谎言掩盖不了事实,云南解放后的十七年,是云南省委和各级党委、全省广大党员、干部坚决执行党的革命路线的十七年,是全省广大人民按照党的方针、政策进行革命和生产实践的十七年。尽管工作中有这样那样的缺点和错误,但是,党的革命路线始终占主导地位,以阎红彦同志为首的云南省委是红的,云南省的工作成绩是主要的,云南绝大多数党员、干部是好的。而云南在文化大革命前七、八年中所取得的成绩,是和阎红彦同志的积极工作分不开的,特别是和他实事求是,从云南实际出发,坚决执行党中央的路线、方针、政策分不开的。
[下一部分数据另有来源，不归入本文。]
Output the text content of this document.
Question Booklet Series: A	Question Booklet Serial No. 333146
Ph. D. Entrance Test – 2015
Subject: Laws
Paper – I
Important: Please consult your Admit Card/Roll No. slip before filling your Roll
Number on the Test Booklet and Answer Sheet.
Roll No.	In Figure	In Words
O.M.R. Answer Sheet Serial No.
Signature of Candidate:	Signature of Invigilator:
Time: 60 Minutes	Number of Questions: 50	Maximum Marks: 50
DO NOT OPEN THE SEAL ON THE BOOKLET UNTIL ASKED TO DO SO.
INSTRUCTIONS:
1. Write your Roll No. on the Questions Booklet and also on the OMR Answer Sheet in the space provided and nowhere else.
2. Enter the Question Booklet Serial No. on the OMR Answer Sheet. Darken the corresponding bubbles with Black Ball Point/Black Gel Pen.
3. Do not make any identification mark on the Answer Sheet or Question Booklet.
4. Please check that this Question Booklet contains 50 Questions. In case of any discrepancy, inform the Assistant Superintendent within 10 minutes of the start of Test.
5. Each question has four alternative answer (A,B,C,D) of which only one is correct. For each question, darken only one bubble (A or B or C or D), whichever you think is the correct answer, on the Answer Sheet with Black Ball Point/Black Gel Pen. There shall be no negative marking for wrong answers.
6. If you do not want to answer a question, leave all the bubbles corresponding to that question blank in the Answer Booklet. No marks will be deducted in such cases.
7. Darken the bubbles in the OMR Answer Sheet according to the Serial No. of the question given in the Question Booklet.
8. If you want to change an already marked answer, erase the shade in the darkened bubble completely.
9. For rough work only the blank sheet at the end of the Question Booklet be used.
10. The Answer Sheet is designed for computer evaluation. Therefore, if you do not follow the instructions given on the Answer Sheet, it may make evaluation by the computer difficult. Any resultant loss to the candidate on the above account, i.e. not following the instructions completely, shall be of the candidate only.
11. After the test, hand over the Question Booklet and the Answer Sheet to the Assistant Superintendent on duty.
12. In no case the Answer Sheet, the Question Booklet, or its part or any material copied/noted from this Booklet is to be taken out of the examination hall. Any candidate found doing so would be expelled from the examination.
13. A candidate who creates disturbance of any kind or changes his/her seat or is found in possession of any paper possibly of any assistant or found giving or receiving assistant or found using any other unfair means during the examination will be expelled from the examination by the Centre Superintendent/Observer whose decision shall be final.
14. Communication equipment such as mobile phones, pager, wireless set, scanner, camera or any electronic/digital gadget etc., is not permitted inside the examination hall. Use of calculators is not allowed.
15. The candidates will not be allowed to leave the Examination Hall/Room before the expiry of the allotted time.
这就是云南人民特别怀念他的一个重要原因。
阎红彦同志主持云南省委工作初期,正值三年困难时期。尤其是农村,在“五风”的影响下,许多地方混淆了集体所有制和全民所有制的界限,忽视了按劳分配、等价交换等原则,不适当地推行供给制,不顾条件地办公共食堂;不按云南农村,特别是山区居住分散,交通不便,以及多民族杂居的实际情况,把社队规模搞得偏大;取消了自留地和社员家庭副业,使农业生产遭到损失,使集体经济遭到破坏。当时,人民生活相当困难,甚至发生了浮肿病,边疆民族地区也一度出现了动荡不安。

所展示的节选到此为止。